Let us eat and drink today,

For tomorrow we die.


Atheism, who believes not in eternal life and the resurrection of the dead, has read St. Paul or Isaiah, or shares in their sentiments, though not in their faith: "If the dead are not raised, 'Let's eat and drink, for tomorrow we die.'" (1 Cor. 15:32; Cf. Isaiah 22:13) Atheism does not believe in eternal life, and so, like a beast, he falls for a shallow Epicurean ethic. There is no mention of the darker side of Atheism's ethic, one mentioned by the character Ivan in Dostoevsky's Brothers Karamazov, and one reflected in such modern horrors as the Holocaust, or in Stalin's and Mao's brutal policies: "If there is no God, then everything's permitted."

This simply too much for Intellect. One cannot argue with someone who denies first principles. He speaks with the same frustration, perhaps, as King Juan Carlos did at the empty verbal tripe of Hugo Chavez.

Calla, calla, que tan ciega
doctrina no se ha de oír,
pues no se debe arguir

con quien los principios niega.


Hush, hush, such blind

Doctrine ought not to be heard,

As one cannot argue

With he who first principles denies.


Thought becomes belligerent at Atheism's wholesale refusal to reason, at his crass materialism, his carpe-diem attitude.

Discursos buenos ni malos
con él no tienes que hacer,
que éstos no se han de vencer

a razones, sino a palos.

Amigo, si no hay primera
causa,
¿quién mueve mi
acción
a darte este mojicón?

Neither good nor bad discourse

Do you have to engage in with him,

Persons like these one cannot defeat

With reason, but with sticks.

Friend, if there is not a First Cause,
Then who is it that moves my

Action to give this this punch in the face?

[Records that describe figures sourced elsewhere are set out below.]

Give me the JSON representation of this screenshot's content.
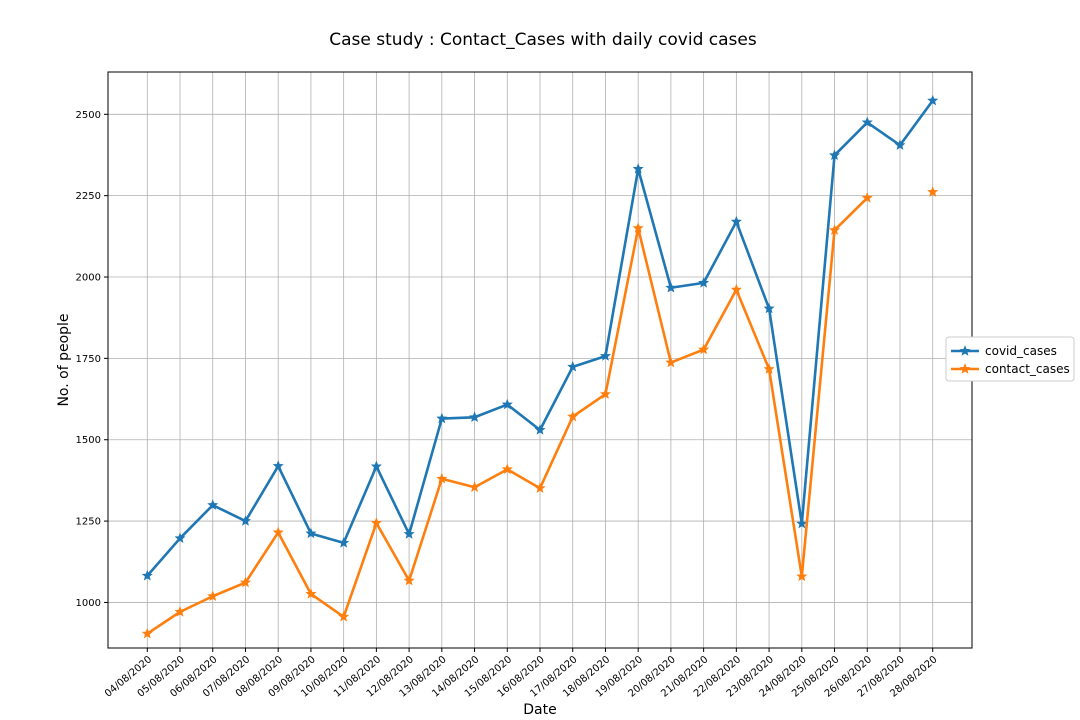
{
  "chart_data": {
    "type": "line",
    "title": "Case study : Contact_Cases with daily covid cases",
    "xlabel": "Date",
    "ylabel": "No. of people",
    "categories": [
      "04/08/2020",
      "05/08/2020",
      "06/08/2020",
      "07/08/2020",
      "08/08/2020",
      "09/08/2020",
      "10/08/2020",
      "11/08/2020",
      "12/08/2020",
      "13/08/2020",
      "14/08/2020",
      "15/08/2020",
      "16/08/2020",
      "17/08/2020",
      "18/08/2020",
      "19/08/2020",
      "20/08/2020",
      "21/08/2020",
      "22/08/2020",
      "23/08/2020",
      "24/08/2020",
      "25/08/2020",
      "26/08/2020",
      "27/08/2020",
      "28/08/2020"
    ],
    "series": [
      {
        "name": "covid_cases",
        "color": "#1f77b4",
        "values": [
          1082,
          1197,
          1299,
          1250,
          1419,
          1212,
          1183,
          1418,
          1210,
          1565,
          1569,
          1608,
          1530,
          1724,
          1757,
          2332,
          1967,
          1982,
          2170,
          1903,
          1242,
          2374,
          2475,
          2405,
          2542
        ]
      },
      {
        "name": "contact_cases",
        "color": "#ff7f0e",
        "values": [
          904,
          971,
          1019,
          1061,
          1215,
          1026,
          956,
          1244,
          1067,
          1380,
          1354,
          1409,
          1351,
          1571,
          1640,
          2150,
          1737,
          1777,
          1961,
          1717,
          1080,
          2144,
          2243,
          null,
          2261
        ]
      }
    ],
    "ylim": [
      860,
      2630
    ],
    "yticks": [
      1000,
      1250,
      1500,
      1750,
      2000,
      2250,
      2500
    ],
    "grid": true,
    "legend_position": "right"
  }
}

Thought smacks Atheism in the face. Are you crazy, loco? Atheism asks. Upon learning that it is Thought that hit him, Atheism decides to flee, as he mutters that he has not ever in his life been pleased with Thought and seeks not to have his life burdened by it. Though Intellect attempted to stop the fray, he realizes the vanity of it:

No en vano confieso
sus devaneos
de
Theos Dios y Antitheos

el contradiós, con que es llano

que los ateístas son
por quien
David repetía
que el no haber Dios
lo decía
el necio en su corazón.

Not in vain,

Do I confess, the idle pursuit
of
Theos God and Antitheos

The Anti-God; it is plain

That the atheists are those

Of whom David repeated
That he who says there is no God

Is a fool in his heart.


This is a clear reference to Psalm 14(13):1: Dixit stultus in corde suo non est Deus.

It is right to flee from this error, Intellect observes. But this causes Thought to ask what they are now to do:

PENSAMIENTO: ¿Y dónde habrá en quien reposes
si huyes de quien tiene dioses

y huyes de quien no los tiene?

THOUGHT: And where will you ultimately settle

If you run from those who have gods,

And you run from those who have none?


To which Intellect responds:

INGENIO En quien tenga sólo uno,
que si un error a otro igualo,

tener muchos es tan malo

como no tener ninguno.

INTELLECT: To one who has only one
In that I equate one error to another

Of having many gods is as evil

As having none.


In that case, Thought suggests, they ought to go to Africa. Africa is full of Ishmaelites and Hagarites, descendants of Ishamel and Hagar, and they believe in one God whom they call Allah, quien es Dios grande, who is a great God.